Commencer un nouveau projet est toujours euphorisant, la nouveauté fait habituellement cet effet-là. Le thème, les personnages, la trame, tout se trace lentement dans ma tête, j’avance dans l’inconnu le cœur joyeux. Comme le début d’une histoire d’amour, entreprendre un projet d’écriture tout neuf me donne des ailes.
Bien avant de m’asseoir devant cette fameuse page vide, ma tête se remplit tranquillement d’idées pendant que je m’adonne à mes activités quotidiennes. Je définis un personnage pendant que je lave la vaisselle, je trace la trame derrière le volant de ma voiture, je me réveille en plein cœur de la nuit, car j’ai un éclair de génie concernant une péripétie de mon histoire.
À mon avis, le fait de laisser mon esprit vagabonder ainsi pendant plusieurs jours/semaines/mois me permet d’éviter une partie de l’angoisse de la page blanche, ce malaise que les auteurs craignent, qu’ils soient novices ou expérimentés.
À l’école, je crois que les enseignants devraient tenir compte de ce besoin de placer doucement nos idées avant d’écrire. Certains annoncent le sujet attendu quelques jours avant le début du projet, d’autres font une tempête d’idées associées au thème, proposent des lectures pour s’inspirer… Ce sont tous de bons moyens qui sont essentiels au processus créatif. Il peut parfois être tentant de les escamoter, faute de temps. N’oubliez pas que ce temps bien investi permettra à vos élèves de vivre un moment d’écriture plus agréable.
Toutefois, ce processus n’est pas un vaccin contre le manque d’idées. Une fois assise devant mon ordinateur, je découvre souvent que mon personnage manque de consistance, que mon histoire est plus courte que ce que j’imaginais. C’est normal!

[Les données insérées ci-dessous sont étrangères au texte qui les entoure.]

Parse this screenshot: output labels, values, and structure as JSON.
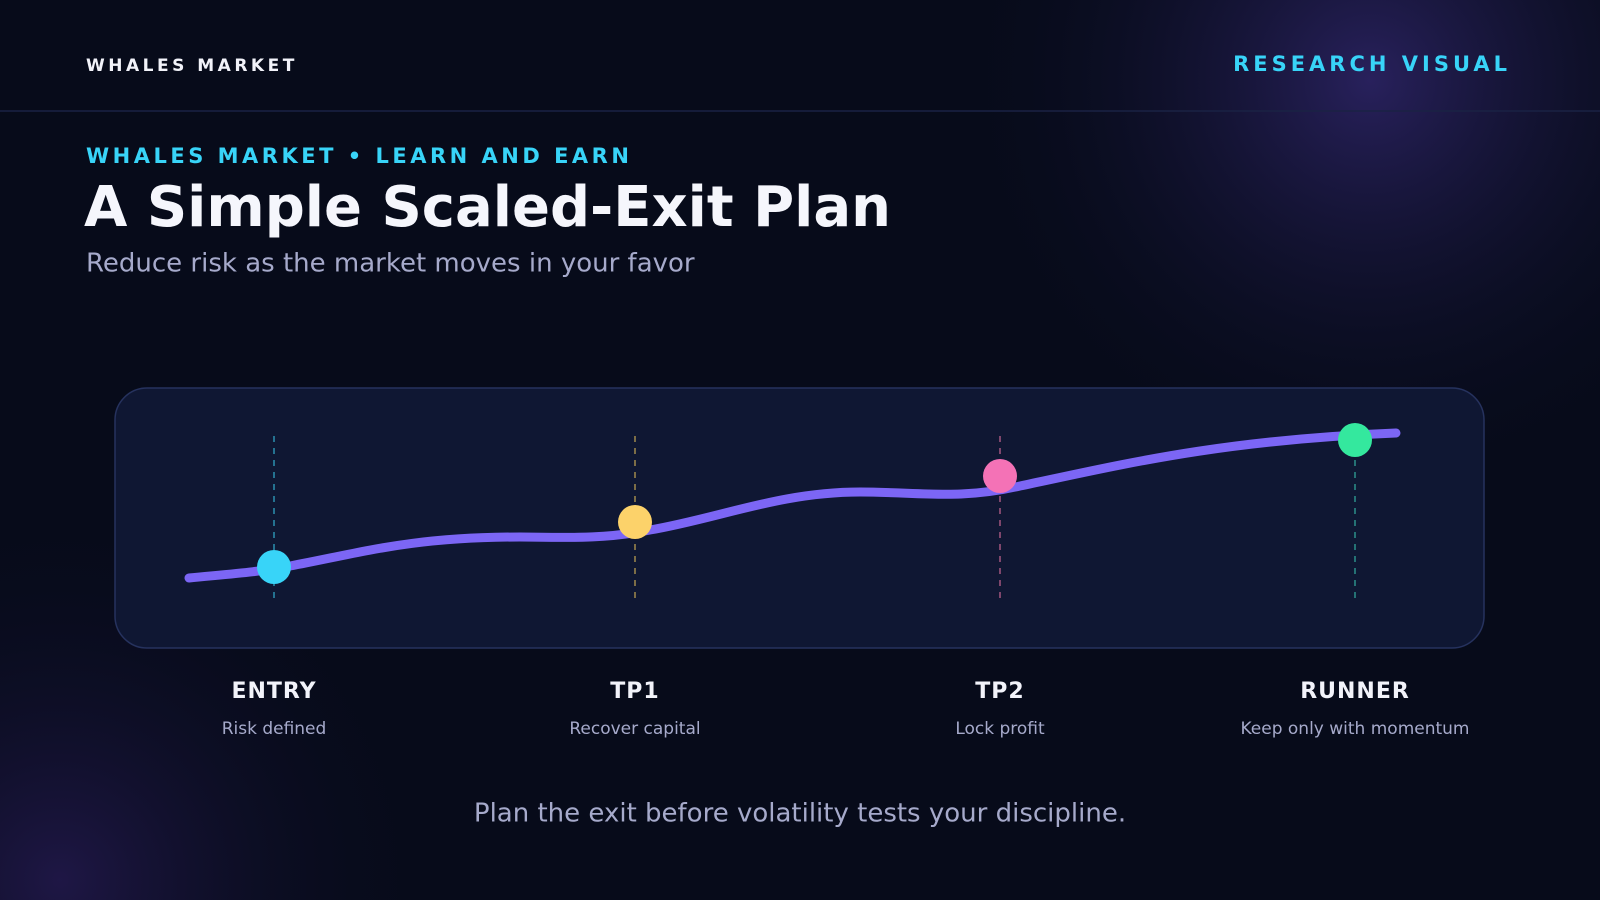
{
  "header": {
    "brand": "WHALES MARKET",
    "tag": "RESEARCH VISUAL"
  },
  "kicker": "WHALES MARKET • LEARN AND EARN",
  "title": "A Simple Scaled-Exit Plan",
  "subtitle": "Reduce risk as the market moves in your favor",
  "stages": [
    {
      "label": "ENTRY",
      "caption": "Risk defined"
    },
    {
      "label": "TP1",
      "caption": "Recover capital"
    },
    {
      "label": "TP2",
      "caption": "Lock profit"
    },
    {
      "label": "RUNNER",
      "caption": "Keep only with momentum"
    }
  ],
  "footer": "Plan the exit before volatility tests your discipline."
}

Entre le rêve et la réalité, il faut s’adapter.
Certains jours, les mots filent sous mes doigts et le décompte de fin de journée me remplit de fierté. D’autres jours, j’ai l’impression de pédaler sur un tricycle qui roule dans la boue. Ça n’avance pas, je m’enlise, je désespère un peu. Dans ce cas, au lieu de laisser la situation miner mon moral et mon énergie, je prends une pause!
Je pars une brassée de blanc.
Je vais m’habiller (je commence souvent mes journées d’écriture en pyjama. Je sais que j’aurai éventuellement besoin de me dégourdir).
Je prépare mon thé préféré, pour me gâter et prendre soin de moi, au lieu de me taper sur la tête pour mon manque d’idées.
Je perds mon temps sur Facebook.
Je vais m’asseoir dehors, flatter mon lapin, saluer mes poules.
ET JE RETOURNE ÉCRIRE après quelques minutes. J’évite de laisser mon manuscrit lorsque je suis dans une impasse. Je termine toujours ma journée d’écriture sur une idée intéressante à poursuivre le lendemain. C’est beaucoup plus facile de s’y remettre!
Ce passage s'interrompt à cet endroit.